A new study has demonstrated that race and economic status influence health care choices, by revealing that African Americans and low-income patients are less likely to consent to post-surgery epidural pain relief, than their white or more well off counterparts.
The research from physicians at the University of Pennsylvania School of Medicine studied how race, economic and educational status may affect health care choices when access to care isn't a factor.
Overall analysis showed that education and income were not as important as race in determining epidural acceptance, but the researchers say the costs of improper pain treatment after surgery are large for any patient group.
"Epidurals are more effective for relieving postoperative pain, and higher levels of pain have been linked to the development of chronic pain," says E. Andrew Ochroch, MD, an associate professor and director of clinical research in the Department of Anesthesiology and Critical Care.
"Consequently, if African Americans are either denied or denying themselves epidural for pain relief, then they may be at greater risk for postoperative complications," he added.
For the study, prospective surgery patients were screened using a short, scripted interview developed by a panel of anesthesiologists, neurologists and chronic pain specialists, to assess what they already knew about epidurals and what experiences, if any, they'd had with the technique before.
Physicians collected data from 1,193 patients between late August 2004 and early January 2005.
64 percent of all patients said they would accept an epidural if it was recommended by an anesthesiologist, while 36 percent said they would refuse.
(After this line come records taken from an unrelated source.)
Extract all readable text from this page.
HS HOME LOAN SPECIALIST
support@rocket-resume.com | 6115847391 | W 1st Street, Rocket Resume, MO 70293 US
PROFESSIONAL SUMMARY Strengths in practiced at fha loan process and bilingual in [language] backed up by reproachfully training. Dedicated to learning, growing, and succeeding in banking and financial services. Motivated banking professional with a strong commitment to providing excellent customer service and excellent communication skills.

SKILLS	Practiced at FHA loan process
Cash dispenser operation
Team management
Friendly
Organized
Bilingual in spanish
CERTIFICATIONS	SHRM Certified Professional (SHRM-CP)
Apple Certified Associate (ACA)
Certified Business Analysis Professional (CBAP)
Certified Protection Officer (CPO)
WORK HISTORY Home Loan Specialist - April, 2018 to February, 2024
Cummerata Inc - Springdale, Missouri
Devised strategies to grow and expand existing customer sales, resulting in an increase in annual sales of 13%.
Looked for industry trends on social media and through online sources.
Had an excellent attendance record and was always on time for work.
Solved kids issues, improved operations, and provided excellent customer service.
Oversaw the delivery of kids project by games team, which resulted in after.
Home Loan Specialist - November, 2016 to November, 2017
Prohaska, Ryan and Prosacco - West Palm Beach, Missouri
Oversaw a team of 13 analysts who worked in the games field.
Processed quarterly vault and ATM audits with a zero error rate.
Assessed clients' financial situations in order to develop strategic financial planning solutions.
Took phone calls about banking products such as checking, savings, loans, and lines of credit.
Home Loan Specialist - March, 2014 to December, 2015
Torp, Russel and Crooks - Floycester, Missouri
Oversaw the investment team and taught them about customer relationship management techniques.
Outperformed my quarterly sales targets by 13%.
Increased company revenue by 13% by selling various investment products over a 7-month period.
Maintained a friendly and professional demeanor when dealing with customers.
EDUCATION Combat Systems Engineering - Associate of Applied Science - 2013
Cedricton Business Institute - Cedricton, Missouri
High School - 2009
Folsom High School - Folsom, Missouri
When asked if an additional recommendation from the surgeon would make them consent, acceptance rose to 78 percent.
But when examining differences based on race, African American patients were less likely to say they would accept an epidural under any circumstances.
Socio-economic status also appeared to influence consent. Participants who worked full- or part-time were more likely to accept an epidural compared to those who were unemployed.
Even at higher income levels, white patients were more likely than black patients to accept an epidural.
The study is published in the journal Anesthesia and Analgesia.